According to Baltimore County health officials, 80% of those infected display absolutely no symptoms whatsoever. There is no cure for the disease, although a vaccine is currently in the works. Until then, the virus simply has to run its course for the time being. Aside from mosquito bite, the virus can be passed by males through semen, making this sexually-transmitted disease potentially a silent killer of unborn children. For these reasons, raising awareness is the primary goal of the Baltimore County Department of Health above all else.
While informational campaigns are important, physical precautions in Baltimore County are underway as well. The state health department distributed 1,250 “Zika kits” to Baltimore County. These kits included mosquito spray, condoms to prevent sexual transmission of the Zika Virus, and larvicide to eradicate waterborne mosquito colonies. In addition, the Maryland Agriculture department and the Department of Health and Mental Hygiene regularly track and test the local mosquito population for infectious diseases of all kinds, including the Zika Virus.

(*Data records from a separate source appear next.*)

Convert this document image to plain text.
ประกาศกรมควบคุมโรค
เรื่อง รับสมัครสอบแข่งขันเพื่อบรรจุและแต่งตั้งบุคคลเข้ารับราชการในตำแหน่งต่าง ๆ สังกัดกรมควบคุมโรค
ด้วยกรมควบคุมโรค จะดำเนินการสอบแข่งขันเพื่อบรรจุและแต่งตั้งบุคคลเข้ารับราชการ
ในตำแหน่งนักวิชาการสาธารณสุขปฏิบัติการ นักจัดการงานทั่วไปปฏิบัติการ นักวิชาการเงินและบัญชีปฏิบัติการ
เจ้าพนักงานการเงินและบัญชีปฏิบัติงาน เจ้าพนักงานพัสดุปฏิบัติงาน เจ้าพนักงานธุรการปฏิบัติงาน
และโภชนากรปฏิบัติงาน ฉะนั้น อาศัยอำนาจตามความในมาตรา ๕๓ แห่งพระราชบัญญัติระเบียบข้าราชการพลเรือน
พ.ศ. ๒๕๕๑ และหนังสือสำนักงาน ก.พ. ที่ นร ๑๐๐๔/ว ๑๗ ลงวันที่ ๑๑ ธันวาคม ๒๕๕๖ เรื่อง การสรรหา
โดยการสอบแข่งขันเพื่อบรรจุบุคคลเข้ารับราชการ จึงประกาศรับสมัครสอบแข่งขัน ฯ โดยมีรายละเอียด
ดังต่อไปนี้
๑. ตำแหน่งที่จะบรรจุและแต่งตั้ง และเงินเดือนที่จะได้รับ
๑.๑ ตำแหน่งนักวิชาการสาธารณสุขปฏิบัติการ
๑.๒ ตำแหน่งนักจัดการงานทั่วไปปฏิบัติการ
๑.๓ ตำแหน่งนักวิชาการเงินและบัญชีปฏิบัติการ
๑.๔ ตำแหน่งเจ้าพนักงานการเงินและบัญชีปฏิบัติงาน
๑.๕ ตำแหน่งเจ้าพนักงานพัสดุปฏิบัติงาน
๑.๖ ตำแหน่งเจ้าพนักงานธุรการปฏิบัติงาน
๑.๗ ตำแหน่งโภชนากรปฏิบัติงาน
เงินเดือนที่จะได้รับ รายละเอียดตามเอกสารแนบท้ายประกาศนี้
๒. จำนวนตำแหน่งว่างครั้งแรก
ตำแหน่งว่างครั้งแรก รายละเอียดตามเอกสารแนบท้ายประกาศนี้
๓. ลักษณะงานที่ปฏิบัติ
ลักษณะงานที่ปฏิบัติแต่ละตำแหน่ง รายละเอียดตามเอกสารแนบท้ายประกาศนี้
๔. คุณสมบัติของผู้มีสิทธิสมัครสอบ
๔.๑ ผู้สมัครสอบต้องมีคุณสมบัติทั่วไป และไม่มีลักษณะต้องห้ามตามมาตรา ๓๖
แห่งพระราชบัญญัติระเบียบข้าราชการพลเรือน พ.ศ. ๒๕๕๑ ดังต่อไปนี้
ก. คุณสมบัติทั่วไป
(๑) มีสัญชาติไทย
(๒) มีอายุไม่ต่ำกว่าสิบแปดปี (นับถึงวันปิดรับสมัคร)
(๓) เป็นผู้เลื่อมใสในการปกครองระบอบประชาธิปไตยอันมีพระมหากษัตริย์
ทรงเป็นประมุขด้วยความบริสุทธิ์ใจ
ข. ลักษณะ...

The county’s educational efforts seem to be making a positive impact on public awareness. To date, the Baltimore County Health Department has received 104 phone calls about mosquitos since March, far more than previous years. If you see any yard or similar area with standing water (which is where mosquitos breed), then you are encouraged to contact the Baltiomre County Health Department at (410) 887-2243 so that they may send an investigator to inspect the site.
The Maryland Department of Health and Mental Hygiene confirmed 26 cases of the Zika Virus in the state of Maryland. However, these were not from local mosquito bites, but rather from Maryland residents who visited infected countries and returned home. The Center for Disease Control (CDC) reports a total of 819 confirmed cases of the Zika Virus in the United States, all travel-related. Maryland ranks the sixth most active state for the Zika Virus out of the country.